Com o tempo, porém, a realidade da maternidade atípica revela que não se trata apenas de amor. Trata-se também de noites sem dormir, de consultas médicas intermináveis, de olhares de julgamento, de portas que se fecham e de uma solidão que só quem vive pode compreender. O filho cresce, mas as demandas crescem junto com ele. Não é apenas cuidar: é lutar diariamente contra um sistema que não acolhe, contra escolas despreparadas, contra a falta de inclusão no trabalho e contra o medo angustiante de quem estará ao lado dele quando ela não puder mais estar.
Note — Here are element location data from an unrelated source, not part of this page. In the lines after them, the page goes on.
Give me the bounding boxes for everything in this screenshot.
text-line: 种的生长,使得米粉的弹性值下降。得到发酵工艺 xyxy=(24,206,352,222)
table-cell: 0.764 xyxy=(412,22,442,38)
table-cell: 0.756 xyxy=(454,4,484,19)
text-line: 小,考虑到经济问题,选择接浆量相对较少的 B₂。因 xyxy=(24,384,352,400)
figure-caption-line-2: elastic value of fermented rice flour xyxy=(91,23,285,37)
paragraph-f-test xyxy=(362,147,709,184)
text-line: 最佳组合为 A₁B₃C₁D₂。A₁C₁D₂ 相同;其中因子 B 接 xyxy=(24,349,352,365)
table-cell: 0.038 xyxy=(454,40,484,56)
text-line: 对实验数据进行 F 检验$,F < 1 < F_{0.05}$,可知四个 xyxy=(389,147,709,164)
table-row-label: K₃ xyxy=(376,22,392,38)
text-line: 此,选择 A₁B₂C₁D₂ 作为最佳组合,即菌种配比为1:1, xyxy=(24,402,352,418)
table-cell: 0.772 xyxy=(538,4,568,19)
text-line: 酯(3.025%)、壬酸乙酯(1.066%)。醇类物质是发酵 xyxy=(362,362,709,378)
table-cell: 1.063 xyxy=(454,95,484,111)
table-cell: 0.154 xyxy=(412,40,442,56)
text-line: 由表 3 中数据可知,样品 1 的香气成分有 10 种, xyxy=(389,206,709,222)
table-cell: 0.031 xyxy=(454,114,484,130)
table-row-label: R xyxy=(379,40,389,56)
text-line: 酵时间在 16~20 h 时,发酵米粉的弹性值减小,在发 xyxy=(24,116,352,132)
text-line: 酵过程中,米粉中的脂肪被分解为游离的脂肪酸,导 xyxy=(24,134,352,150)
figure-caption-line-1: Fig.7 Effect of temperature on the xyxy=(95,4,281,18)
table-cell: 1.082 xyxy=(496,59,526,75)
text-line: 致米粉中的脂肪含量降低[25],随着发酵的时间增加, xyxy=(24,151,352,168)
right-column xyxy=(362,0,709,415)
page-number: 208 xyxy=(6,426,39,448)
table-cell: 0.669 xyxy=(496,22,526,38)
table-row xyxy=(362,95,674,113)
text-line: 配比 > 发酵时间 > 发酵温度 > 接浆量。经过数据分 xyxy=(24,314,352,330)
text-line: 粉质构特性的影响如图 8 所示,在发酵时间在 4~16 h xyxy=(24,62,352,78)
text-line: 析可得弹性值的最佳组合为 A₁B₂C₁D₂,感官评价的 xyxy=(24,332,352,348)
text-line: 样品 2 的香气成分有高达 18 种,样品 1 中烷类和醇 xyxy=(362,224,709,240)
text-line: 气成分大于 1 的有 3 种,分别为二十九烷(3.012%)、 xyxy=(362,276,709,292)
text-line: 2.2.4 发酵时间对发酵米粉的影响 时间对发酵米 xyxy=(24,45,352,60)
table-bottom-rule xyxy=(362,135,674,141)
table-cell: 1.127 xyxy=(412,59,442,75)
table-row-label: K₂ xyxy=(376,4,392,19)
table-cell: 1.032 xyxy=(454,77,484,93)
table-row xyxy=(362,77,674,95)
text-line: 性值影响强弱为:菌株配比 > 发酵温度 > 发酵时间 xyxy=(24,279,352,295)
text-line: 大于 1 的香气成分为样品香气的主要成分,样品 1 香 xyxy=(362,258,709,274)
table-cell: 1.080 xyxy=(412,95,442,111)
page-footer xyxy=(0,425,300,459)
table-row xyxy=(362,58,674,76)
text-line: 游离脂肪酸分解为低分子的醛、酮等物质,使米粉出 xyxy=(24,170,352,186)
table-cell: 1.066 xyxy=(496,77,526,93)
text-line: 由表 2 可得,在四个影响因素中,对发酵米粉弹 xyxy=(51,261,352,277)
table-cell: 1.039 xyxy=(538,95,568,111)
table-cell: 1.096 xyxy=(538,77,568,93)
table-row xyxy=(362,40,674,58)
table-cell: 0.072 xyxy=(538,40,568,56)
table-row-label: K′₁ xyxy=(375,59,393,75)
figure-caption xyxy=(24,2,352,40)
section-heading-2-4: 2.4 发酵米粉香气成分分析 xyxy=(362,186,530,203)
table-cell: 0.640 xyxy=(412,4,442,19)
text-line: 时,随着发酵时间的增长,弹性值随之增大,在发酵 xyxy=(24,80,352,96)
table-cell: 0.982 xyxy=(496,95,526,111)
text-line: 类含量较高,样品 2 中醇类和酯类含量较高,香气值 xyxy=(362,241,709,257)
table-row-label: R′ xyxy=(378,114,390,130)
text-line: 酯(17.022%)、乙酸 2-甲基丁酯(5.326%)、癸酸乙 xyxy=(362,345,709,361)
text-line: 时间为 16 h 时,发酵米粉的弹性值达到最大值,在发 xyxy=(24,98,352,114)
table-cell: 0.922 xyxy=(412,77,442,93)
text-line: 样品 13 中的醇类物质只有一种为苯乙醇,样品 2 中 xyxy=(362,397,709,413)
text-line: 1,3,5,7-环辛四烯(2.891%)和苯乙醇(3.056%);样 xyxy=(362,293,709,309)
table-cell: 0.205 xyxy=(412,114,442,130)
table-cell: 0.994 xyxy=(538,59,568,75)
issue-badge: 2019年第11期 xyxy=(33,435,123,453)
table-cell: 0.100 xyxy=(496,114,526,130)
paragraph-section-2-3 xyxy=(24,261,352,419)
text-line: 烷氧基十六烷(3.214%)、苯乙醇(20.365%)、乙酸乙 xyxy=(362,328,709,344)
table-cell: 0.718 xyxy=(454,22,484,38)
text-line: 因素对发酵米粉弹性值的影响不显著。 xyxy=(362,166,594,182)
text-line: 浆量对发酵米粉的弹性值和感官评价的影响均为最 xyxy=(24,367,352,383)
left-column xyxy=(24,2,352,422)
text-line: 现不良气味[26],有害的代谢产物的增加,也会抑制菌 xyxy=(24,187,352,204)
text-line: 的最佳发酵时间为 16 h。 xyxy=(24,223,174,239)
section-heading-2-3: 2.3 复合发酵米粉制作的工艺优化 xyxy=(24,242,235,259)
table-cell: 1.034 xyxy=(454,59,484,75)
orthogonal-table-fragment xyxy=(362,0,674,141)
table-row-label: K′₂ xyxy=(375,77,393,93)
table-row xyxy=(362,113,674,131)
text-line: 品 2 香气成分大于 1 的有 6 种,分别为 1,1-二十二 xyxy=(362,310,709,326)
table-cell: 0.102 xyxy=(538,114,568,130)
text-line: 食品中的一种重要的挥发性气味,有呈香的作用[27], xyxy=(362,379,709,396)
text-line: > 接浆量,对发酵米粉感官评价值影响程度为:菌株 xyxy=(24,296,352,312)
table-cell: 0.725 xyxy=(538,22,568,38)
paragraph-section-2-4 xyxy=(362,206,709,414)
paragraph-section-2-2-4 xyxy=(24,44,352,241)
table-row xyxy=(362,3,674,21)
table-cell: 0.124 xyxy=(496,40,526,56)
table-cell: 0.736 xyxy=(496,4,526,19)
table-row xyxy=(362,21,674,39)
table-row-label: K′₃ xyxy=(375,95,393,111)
Muitas vezes, essa luta é solitária. Foi o caso da inglesa **Shirley Nunn**, de 67 anos, que cuidou sozinha do filho **Steven**, de 50, após perder o marido para o câncer. Quando Steven tinha apenas 11 anos, sofreu um acidente que lhe causou graves danos cerebrais. Ele foi diagnosticado com paralisia cerebral e epilepsia, além de enfrentar dificuldades de aprendizagem, problemas de mobilidade e controle emocional, o que o tornou incapaz de viver de forma independente.
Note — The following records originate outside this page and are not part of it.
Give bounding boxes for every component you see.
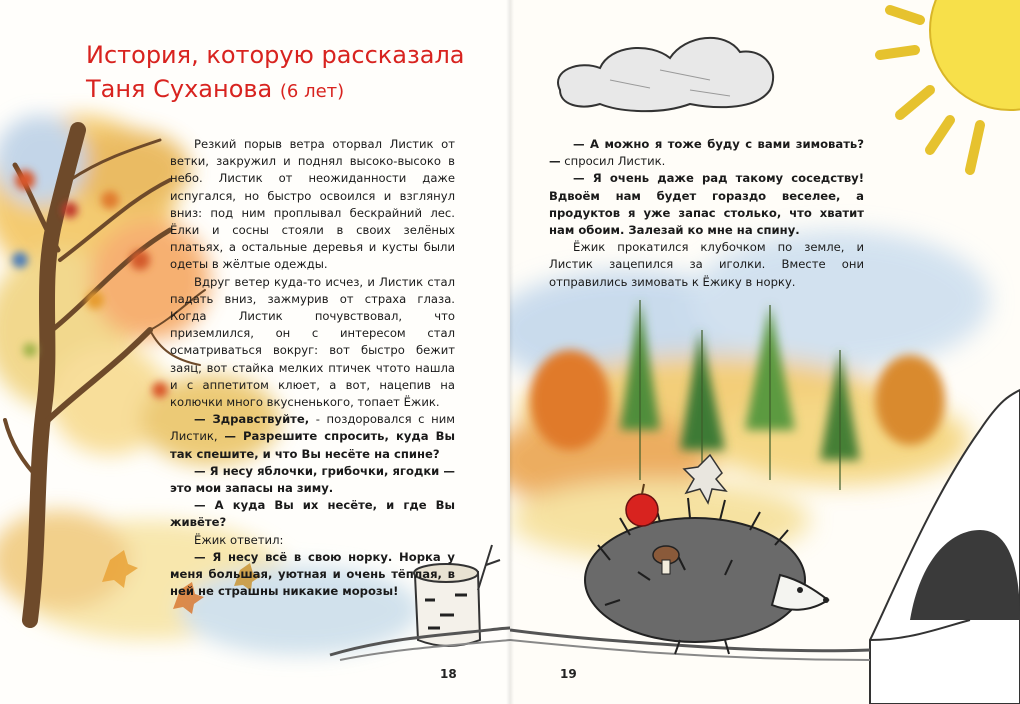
dialogue-bold: — Здравствуйте, [194, 412, 310, 427]
paragraph: Вдруг ветер куда-то исчез, и Листик стал падать вниз, зажмурив от страха глаза. Когда Листик почувствовал, что приземлился, он с интересом стал осматриваться вокруг: вот быстро бежит заяц, вот стайка мелких птичек чтото нашла и с аппетитом клюет, а вот, нацепив на колючки много вкусненького, топает Ёжик. [170, 274, 455, 410]
paragraph [170, 411, 455, 463]
story-title [86, 38, 465, 109]
dialogue-bold: — Разрешите спросить, куда Вы так спешите, и что Вы несёте на спине? [170, 429, 455, 461]
hedgehog-icon [510, 0, 1020, 704]
page-number-left: 18 [440, 667, 457, 681]
paragraph: Резкий порыв ветра оторвал Листик от ветки, закружил и поднял высоко-высоко в небо. Листик от неожиданности даже испугался, но быстро освоился и взглянул вниз: под ним проплывал бескрайний лес. Ёлки и сосны стояли в своих зелёных платьях, а остальные деревья и кусты были одеты в жёлтые одежды. [170, 137, 455, 272]
page-number-right: 19 [560, 667, 577, 681]
paragraph: Ёжик прокатился клубочком по земле, и Листик зацепился за иголки. Вместе они отправились зимовать к Ёжику в норку. [549, 240, 864, 289]
author-age: (6 лет) [279, 81, 345, 102]
story-title-line2 [86, 72, 465, 109]
dialogue-normal: - поздоровался с ним Листик, [170, 412, 455, 444]
paragraph: — Я несу яблочки, грибочки, ягодки — это мои запасы на зиму. [170, 463, 455, 496]
right-page-text [549, 136, 864, 291]
book-gutter [506, 0, 514, 704]
paragraph: Ёжик ответил: [194, 532, 284, 547]
left-page-text [170, 136, 455, 600]
author-name: Таня Суханова [86, 75, 273, 103]
story-title-line1: История, которую рассказала [86, 41, 465, 69]
paragraph [549, 136, 864, 170]
right-page [510, 0, 1020, 704]
paragraph: — Я очень даже рад такому соседству! Вдвоём нам будет гораздо веселее, а продуктов я уже запас столько, что хватит нам обоим. Залезай ко мне на спину. [549, 171, 864, 238]
dialogue-bold: — А можно я тоже буду с вами зимовать? — [549, 137, 864, 169]
paragraph: — Я несу всё в свою норку. Норка у меня большая, уютная и очень тёплая, в ней не страшны никакие морозы! [170, 549, 455, 599]
dialogue-normal: спросил Листик. [560, 154, 666, 169]
paragraph: — А куда Вы их несёте, и где Вы живёте? [170, 498, 455, 530]
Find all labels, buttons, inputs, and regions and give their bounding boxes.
Tudo que Steven tinha era sua mãe. Mesmo após ser diagnosticada com câncer terminal, Shirley continuou cuidando dele com dedicação. Porém, quando a doença se espalhou para o cérebro, a coluna e a pelve, ela foi liberada para passar seus últimos dias em casa. Mais do que sua própria saúde debilitada, sua maior angústia era: Quem cuidará de Steven quando eu não estiver mais aqui? No auge do desespero, Shirley tomou a decisão mais dolorosa: tirou a própria vida e a do filho. Não por falta de amor, mas justamente por amor — pelo pavor de vê-lo abandonado à própria sorte. Até onde vai o amor e o desespero de uma mãe sem apoio do poder público? Quantas “Shirleys” estão vivendo esse dilema neste exato momento?
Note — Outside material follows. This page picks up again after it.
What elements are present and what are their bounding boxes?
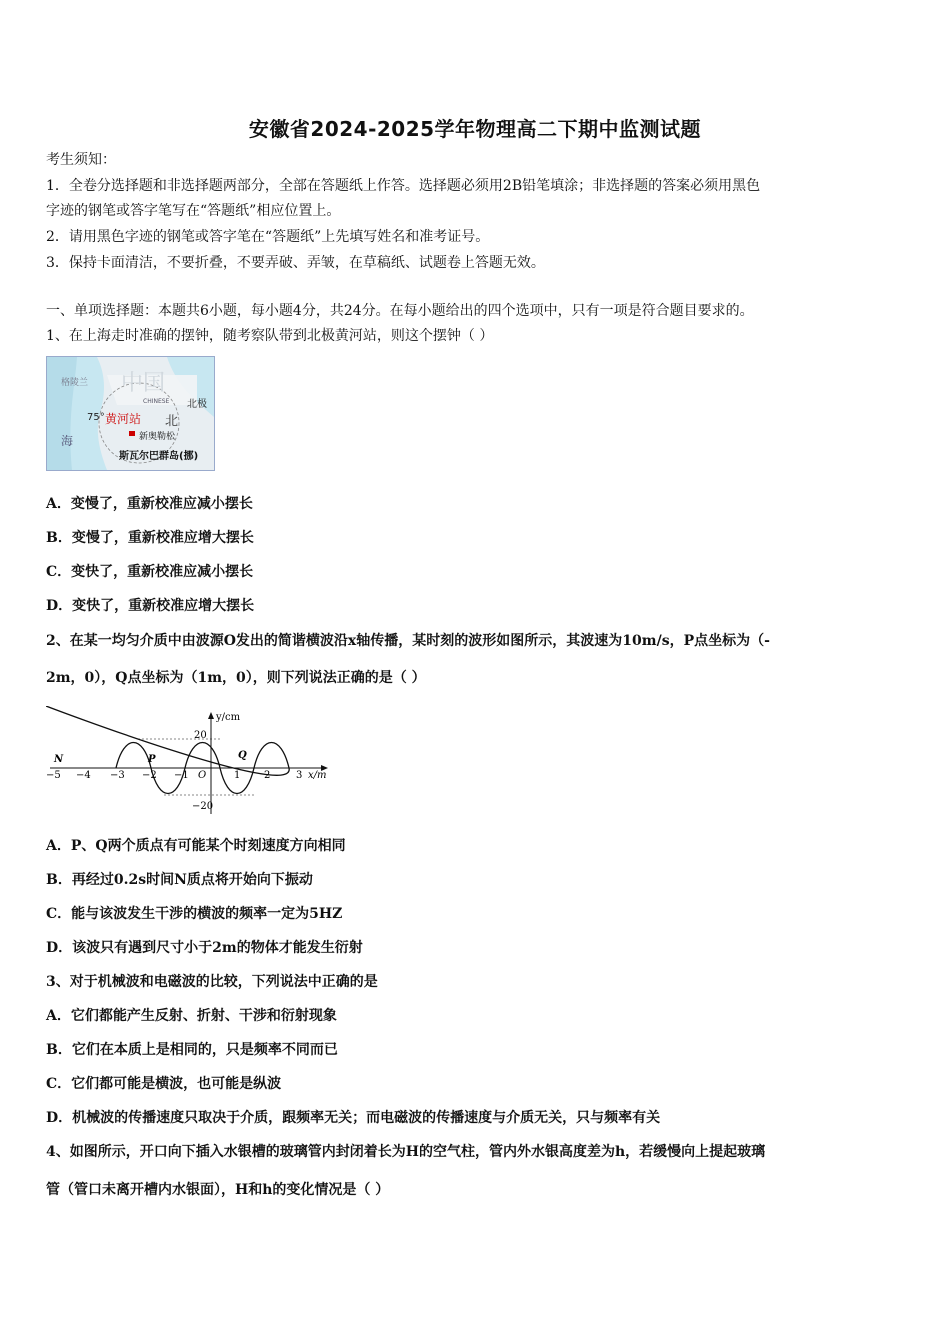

Neste Setembro Amarelo, uma campanha mundialmente conhecida, quando o mês de setembro é dedicado à conscientização sobre a prevenção do suicídio, urge falar sobre isso. Segundo a psicóloga Ana Carolina Sampaio, mães atípicas vivem sob estresse contínuo, marcado pela incerteza do futuro dos filhos. A sobrecarga, a solidão e o medo de não estar mais presente adoecem profundamente — embora raramente apareçam nas fotos sorridentes das redes sociais.
Dados da National Alliance for Caregiving (instituição localizada em Washigton D.C.) revelam que mais de 60% dos cuidadores familiares relatam sintomas de ansiedade e depressão, muitos deles em silêncio, sem pedir ajuda. É necessário oferecer redes de apoio e construir políticas públicas que garantam que nenhuma mãe precise escolher entre amor e desespero.
Infelizmente, o tema do suicídio ganha visibilidade apenas em setembro. Mas a dor não tem data. Eu sei disso de perto: perdi meu filho, Diego Wendell, aos 24 anos, para o suicídio. Talvez, se eu tivesse tido mais conhecimento sobre essa epidemia silenciosa, pudesse ter feito algo.